Why Phonics Worksheets Don’t Always Stick

Worksheets have their place—I use them too. But on their own, they’re often too passive for kids who struggle with decoding. Here’s what I see happen a lot:

  • Students rush to finish
  • They look at the picture instead of the sounds
  • They guess the word because it “looks right”

That doesn’t build strong decoding skills. And it definitely doesn’t support the Science of Reading, which tells us students need explicit, repeated practice mapping sounds to letters. This is where phonics games—the right kind—make a huge difference.


Why Phonics Games Help Struggling Readers More Than You Think

When phonics games are designed well, they naturally fix the problems worksheets can’t. Good phonics games:

  • Slow students down 
  • Force sound-by-sound decoding
  • Provide repetition without boredom
  • Lower anxiety for hesitant readers

Instead of guessing, students actually say the sounds, read the word, and try again. That repetition is exactly how reading skills become automatic.

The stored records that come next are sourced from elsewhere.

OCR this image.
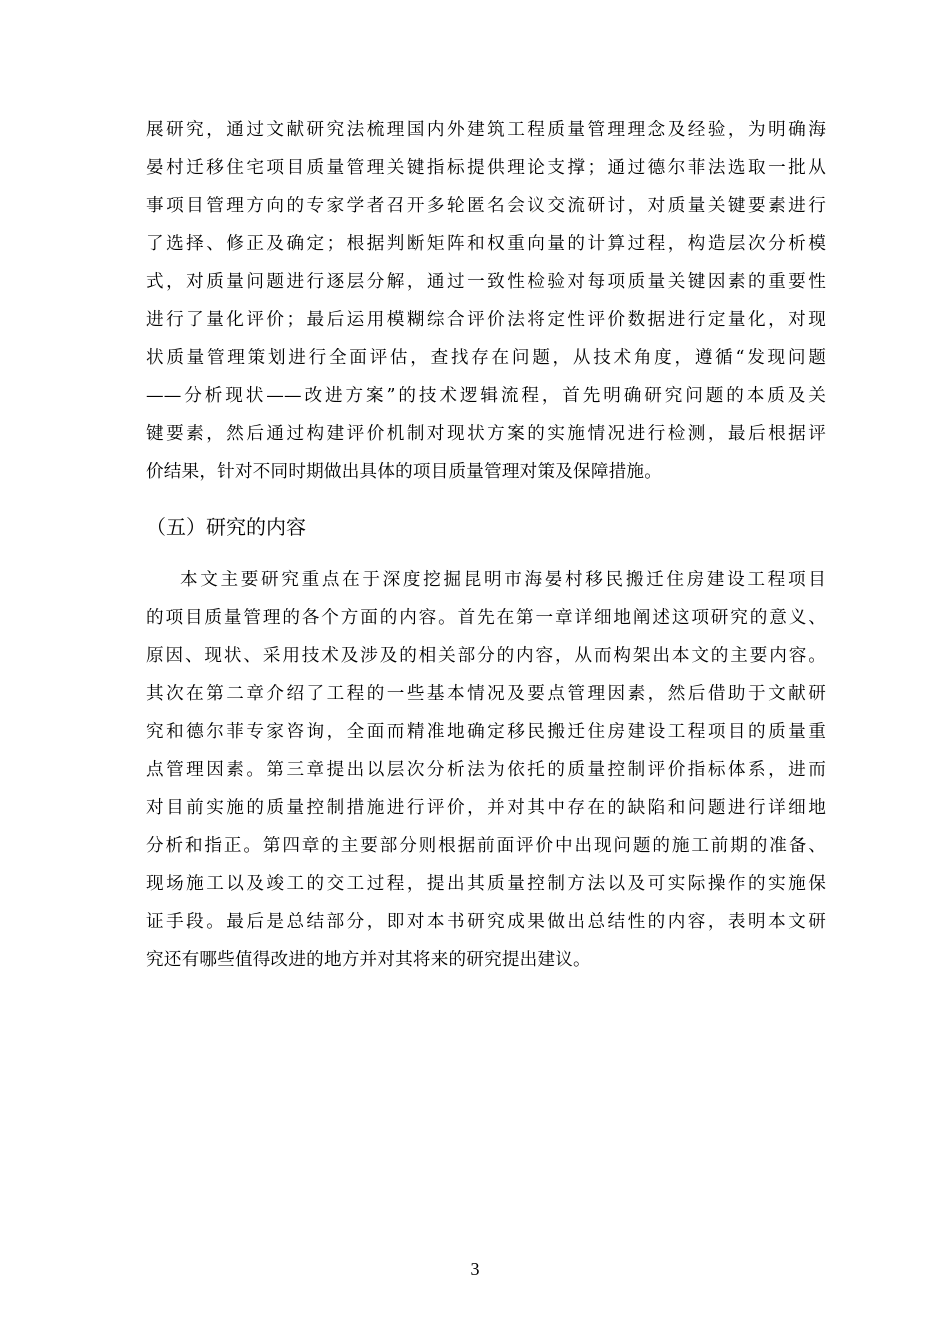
展研究，通过文献研究法梳理国内外建筑工程质量管理理念及经验，为明确海
晏村迁移住宅项目质量管理关键指标提供理论支撑；通过德尔菲法选取一批从
事项目管理方向的专家学者召开多轮匿名会议交流研讨，对质量关键要素进行
了选择、修正及确定；根据判断矩阵和权重向量的计算过程，构造层次分析模
式，对质量问题进行逐层分解，通过一致性检验对每项质量关键因素的重要性
进行了量化评价；最后运用模糊综合评价法将定性评价数据进行定量化，对现
状质量管理策划进行全面评估，查找存在问题，从技术角度，遵循“发现问题
——分析现状——改进方案”的技术逻辑流程，首先明确研究问题的本质及关
键要素，然后通过构建评价机制对现状方案的实施情况进行检测，最后根据评
价结果，针对不同时期做出具体的项目质量管理对策及保障措施。
（五）研究的内容
本文主要研究重点在于深度挖掘昆明市海晏村移民搬迁住房建设工程项目
的项目质量管理的各个方面的内容。首先在第一章详细地阐述这项研究的意义、
原因、现状、采用技术及涉及的相关部分的内容，从而构架出本文的主要内容。
其次在第二章介绍了工程的一些基本情况及要点管理因素，然后借助于文献研
究和德尔菲专家咨询，全面而精准地确定移民搬迁住房建设工程项目的质量重
点管理因素。第三章提出以层次分析法为依托的质量控制评价指标体系，进而
对目前实施的质量控制措施进行评价，并对其中存在的缺陷和问题进行详细地
分析和指正。第四章的主要部分则根据前面评价中出现问题的施工前期的准备、
现场施工以及竣工的交工过程，提出其质量控制方法以及可实际操作的实施保
证手段。最后是总结部分，即对本书研究成果做出总结性的内容，表明本文研
究还有哪些值得改进的地方并对其将来的研究提出建议。
3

What Makes a Phonics Game Science of Reading Aligned?

Not every phonics game supports real reading growth. A Science of Reading aligned phonics game should:

✔ Focus on one phonics skill at a time

✔ Follow a clear scope and sequence

✔ Require students to decode or spell (not guess)

✔ Work for small groups, centers, and intervention

✔ Be easy to repeat all year long This is the lens I use when I create resources—and it’s exactly how the Hungry Hippos Phonics Game was designed.

How the Hungry Hippos Game Builds Decoding Skills

The Hungry Hippos Phonics Game is a printable, low-prep phonics game that gives students the repetition they need—without feeling like more work. Each game board targets one specific phonics pattern, so students aren’t overwhelmed or jumping between skills.

Skills Included:

  • CVC words
  • Digraphs
  • Blends
  • Silent E
  • Vowel Teams
  • Bossy R

Here’s what students actually do:

  • Read or build a word
  • Say each sound out loud
  • Decode or spell before feeding the hippo
  • Repeat the process again and again

Those repeated decoding opportunities are what help phonics finally stick.

Where This Phonics Game Fits in Your Reading Block

Teachers use this game:

  • During small group phonics instruction
  • As a literacy center
  • For reading intervention
  • In tutoring and homeschool settings

Because it’s flexible and reusable, it works all year—not just for one lesson. You can find the Hungry Hippos Phonics Game on Teachers Pay Teachers and easily rotate it through different phonics skills as students progress.

Why Teachers Keep Reaching for Games Like This

Teachers tell me they love this game because:

  • Students stay engaged longer
  • Guessing decreases
  • Confidence increases
  • Phonics practice finally feels productive

And best of all—it supports real reading growth, not just skill practice on paper.

If phonics instruction isn’t transferring to reading, the answer usually isn’t more worksheets. It’s better practice. Phonics games like this give students meaningful repetition, structure, and confidence—all things struggling readers need to become successful decoders.